Both works, Shakoory argues, stage the presence of bodies through their absence and both offer not reconciliation or easy hope, but a way of staying with the wound, of building from the break, of making kinship across ruptures that were designed to isolate.
Drawing on Édouard Glissant‘s theory of creolisation and errantry, she shows how these works give form to identities that are multiple, dynamic, and rooted in relation. These identities are forged through displacement, trauma, and the refusal to be erased.
Shakoory offers a methodology, a way of approaching a collection that asks how the works they relate to their materials, to the bodies that encounter them, to the histories they carry, and to the futures they imagine.
She takes seriously the idea that art is always a situation where bodies, technologies, histories, and forms of knowledge meet and negotiate.
Shohreh Shakoory. © Ari Karttunen / EMMA
Shohreh Shakoory is an Iranian-German researcher, art historian and curator. She holds a BA in Art History from Rome, an MFA in Media Art from Bauhaus University Weimar, and is currently a PhD candidate at the University of Fine Arts Hamburg (HfBK). Shakoory has worked as a curator, producer, researcher, and mediator with institutions including Haus der Kulturen der Welt (HKW), Savvy Contemporary, Kunstraum Kreuzberg/Bethanien, Sinema Transtopia, and HfBK, contributing to numerous academic conferences and seminars. In addition to her institutional work, she practices sculpture and painting.

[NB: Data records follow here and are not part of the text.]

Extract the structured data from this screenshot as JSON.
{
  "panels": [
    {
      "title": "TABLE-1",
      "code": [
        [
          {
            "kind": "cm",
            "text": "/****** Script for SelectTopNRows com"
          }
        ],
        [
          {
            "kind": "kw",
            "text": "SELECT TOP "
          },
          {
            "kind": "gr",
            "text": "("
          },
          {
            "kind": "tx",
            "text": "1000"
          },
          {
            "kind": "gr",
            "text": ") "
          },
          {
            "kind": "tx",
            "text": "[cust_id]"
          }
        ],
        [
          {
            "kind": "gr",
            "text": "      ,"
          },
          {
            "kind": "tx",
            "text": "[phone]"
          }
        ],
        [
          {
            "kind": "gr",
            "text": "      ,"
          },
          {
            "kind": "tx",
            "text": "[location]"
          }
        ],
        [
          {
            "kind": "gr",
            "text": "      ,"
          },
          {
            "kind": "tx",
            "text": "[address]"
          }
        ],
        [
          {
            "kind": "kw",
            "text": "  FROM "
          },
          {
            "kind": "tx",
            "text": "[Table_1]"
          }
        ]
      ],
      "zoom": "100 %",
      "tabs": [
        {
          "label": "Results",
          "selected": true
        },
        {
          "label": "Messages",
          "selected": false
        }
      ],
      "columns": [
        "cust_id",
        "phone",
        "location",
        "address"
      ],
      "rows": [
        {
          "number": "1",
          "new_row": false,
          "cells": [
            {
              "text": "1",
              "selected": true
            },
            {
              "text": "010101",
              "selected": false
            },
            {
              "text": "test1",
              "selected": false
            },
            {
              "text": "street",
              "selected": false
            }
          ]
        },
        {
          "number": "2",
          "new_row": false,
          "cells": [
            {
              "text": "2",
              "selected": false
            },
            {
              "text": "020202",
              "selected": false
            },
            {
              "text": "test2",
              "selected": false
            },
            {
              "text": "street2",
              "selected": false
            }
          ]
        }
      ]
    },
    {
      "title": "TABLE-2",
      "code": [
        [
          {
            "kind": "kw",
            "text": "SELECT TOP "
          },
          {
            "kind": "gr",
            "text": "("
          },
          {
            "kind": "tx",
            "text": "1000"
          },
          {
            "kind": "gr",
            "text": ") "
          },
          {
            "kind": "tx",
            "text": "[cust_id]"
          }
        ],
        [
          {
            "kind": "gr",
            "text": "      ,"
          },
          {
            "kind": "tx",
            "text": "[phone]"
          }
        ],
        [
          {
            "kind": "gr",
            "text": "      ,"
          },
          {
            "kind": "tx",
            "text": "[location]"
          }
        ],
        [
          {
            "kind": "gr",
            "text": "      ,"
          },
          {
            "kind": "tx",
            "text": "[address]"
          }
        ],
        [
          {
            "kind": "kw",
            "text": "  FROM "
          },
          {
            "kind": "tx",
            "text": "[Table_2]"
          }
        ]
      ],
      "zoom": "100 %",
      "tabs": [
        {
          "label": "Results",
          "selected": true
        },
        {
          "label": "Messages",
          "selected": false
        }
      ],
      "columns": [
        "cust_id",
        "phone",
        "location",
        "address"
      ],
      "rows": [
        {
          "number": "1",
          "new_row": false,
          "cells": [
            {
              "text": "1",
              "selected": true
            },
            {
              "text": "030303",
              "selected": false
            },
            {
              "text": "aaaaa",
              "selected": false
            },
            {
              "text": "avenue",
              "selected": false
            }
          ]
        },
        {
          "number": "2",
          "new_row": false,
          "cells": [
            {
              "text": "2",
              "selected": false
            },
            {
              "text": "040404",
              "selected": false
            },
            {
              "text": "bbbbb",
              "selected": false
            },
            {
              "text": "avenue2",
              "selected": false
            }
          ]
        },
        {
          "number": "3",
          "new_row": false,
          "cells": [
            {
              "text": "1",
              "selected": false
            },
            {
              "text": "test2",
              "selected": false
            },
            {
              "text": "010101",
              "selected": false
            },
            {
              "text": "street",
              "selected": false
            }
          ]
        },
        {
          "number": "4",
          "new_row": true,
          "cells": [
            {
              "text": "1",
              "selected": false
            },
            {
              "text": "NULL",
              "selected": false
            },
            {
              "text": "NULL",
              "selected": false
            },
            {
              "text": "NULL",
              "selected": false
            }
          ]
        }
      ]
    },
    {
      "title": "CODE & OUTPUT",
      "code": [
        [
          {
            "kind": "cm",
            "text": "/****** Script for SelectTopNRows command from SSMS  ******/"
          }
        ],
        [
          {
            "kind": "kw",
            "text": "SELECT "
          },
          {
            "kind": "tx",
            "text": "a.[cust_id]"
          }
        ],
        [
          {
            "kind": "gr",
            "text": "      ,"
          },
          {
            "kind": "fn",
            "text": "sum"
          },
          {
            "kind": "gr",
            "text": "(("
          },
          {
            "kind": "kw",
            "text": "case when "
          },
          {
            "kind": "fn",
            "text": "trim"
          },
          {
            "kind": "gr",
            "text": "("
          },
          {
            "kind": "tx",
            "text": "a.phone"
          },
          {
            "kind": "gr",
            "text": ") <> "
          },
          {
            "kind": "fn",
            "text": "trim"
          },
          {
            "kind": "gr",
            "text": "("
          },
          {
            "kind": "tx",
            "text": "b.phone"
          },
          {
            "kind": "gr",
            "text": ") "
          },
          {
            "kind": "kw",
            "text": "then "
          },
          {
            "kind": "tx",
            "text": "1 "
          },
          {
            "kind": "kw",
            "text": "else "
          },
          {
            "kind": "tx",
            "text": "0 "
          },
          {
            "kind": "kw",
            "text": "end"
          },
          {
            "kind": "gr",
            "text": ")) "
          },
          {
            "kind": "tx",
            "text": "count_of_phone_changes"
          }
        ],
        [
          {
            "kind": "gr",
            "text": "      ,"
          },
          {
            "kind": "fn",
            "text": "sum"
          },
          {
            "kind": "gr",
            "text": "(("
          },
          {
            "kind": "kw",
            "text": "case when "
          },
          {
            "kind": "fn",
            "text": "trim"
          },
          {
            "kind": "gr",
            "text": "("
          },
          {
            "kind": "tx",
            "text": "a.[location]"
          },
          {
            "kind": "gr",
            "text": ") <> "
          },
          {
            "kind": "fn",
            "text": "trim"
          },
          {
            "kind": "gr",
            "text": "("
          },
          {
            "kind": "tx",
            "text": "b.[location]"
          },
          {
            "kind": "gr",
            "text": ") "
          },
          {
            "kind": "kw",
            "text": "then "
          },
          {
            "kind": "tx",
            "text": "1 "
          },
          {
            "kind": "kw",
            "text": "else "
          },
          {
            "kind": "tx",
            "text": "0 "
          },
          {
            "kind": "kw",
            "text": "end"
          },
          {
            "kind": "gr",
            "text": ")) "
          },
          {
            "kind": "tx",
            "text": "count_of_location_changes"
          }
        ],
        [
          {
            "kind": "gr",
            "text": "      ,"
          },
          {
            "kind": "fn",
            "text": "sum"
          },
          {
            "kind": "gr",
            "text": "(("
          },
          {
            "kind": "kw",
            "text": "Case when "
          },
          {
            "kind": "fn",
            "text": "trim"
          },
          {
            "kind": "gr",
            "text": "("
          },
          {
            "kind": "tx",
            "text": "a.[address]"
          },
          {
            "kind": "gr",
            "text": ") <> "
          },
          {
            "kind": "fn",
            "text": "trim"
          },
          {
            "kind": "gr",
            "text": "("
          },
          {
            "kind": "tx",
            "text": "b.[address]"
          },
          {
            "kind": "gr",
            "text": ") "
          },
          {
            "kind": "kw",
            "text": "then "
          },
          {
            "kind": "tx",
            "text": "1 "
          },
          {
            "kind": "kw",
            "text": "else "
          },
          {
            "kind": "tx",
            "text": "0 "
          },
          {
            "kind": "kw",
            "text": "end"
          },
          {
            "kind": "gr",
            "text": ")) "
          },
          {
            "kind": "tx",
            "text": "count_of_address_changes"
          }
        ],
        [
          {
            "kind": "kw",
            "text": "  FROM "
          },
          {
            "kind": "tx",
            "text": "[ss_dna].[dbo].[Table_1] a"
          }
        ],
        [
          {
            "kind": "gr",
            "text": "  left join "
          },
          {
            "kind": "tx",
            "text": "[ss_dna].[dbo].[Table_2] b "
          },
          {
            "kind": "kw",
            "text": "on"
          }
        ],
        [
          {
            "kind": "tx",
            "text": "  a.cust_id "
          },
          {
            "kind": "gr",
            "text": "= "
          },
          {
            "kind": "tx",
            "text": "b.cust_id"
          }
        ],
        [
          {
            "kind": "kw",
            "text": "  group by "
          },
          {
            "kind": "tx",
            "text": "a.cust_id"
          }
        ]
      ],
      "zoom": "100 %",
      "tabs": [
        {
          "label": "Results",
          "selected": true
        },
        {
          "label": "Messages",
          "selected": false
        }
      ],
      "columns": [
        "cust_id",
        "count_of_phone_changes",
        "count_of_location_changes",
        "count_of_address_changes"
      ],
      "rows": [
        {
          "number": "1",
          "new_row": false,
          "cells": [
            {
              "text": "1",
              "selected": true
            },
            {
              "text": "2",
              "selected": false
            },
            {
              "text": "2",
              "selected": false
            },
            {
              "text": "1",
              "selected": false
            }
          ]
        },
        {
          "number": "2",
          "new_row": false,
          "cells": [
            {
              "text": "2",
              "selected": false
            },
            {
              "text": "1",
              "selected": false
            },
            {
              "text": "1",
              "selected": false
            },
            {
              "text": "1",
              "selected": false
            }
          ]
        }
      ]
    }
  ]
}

EMMA-Saastamoinen Curatorial Fellowship is a three-year programme, established jointly by Saastamoinen Foundation and EMMA – Espoo Museum of Modern Art. Each year, an international curator is invited to Finland for a six-month paid residency, working as part of EMMA’s team and conducting independent research into the Saastamoinen Foundation Art Collection.
Shohreh Shakoory was selected from over 170 applications worldwide. During her stay in Finland, she lived in the HIAP – Helsinki International Artist Programme residency at Suomenlinna. The program continues, and the open application for the EMMA-Saastamoinen Curatorial Fellowship will be announced later.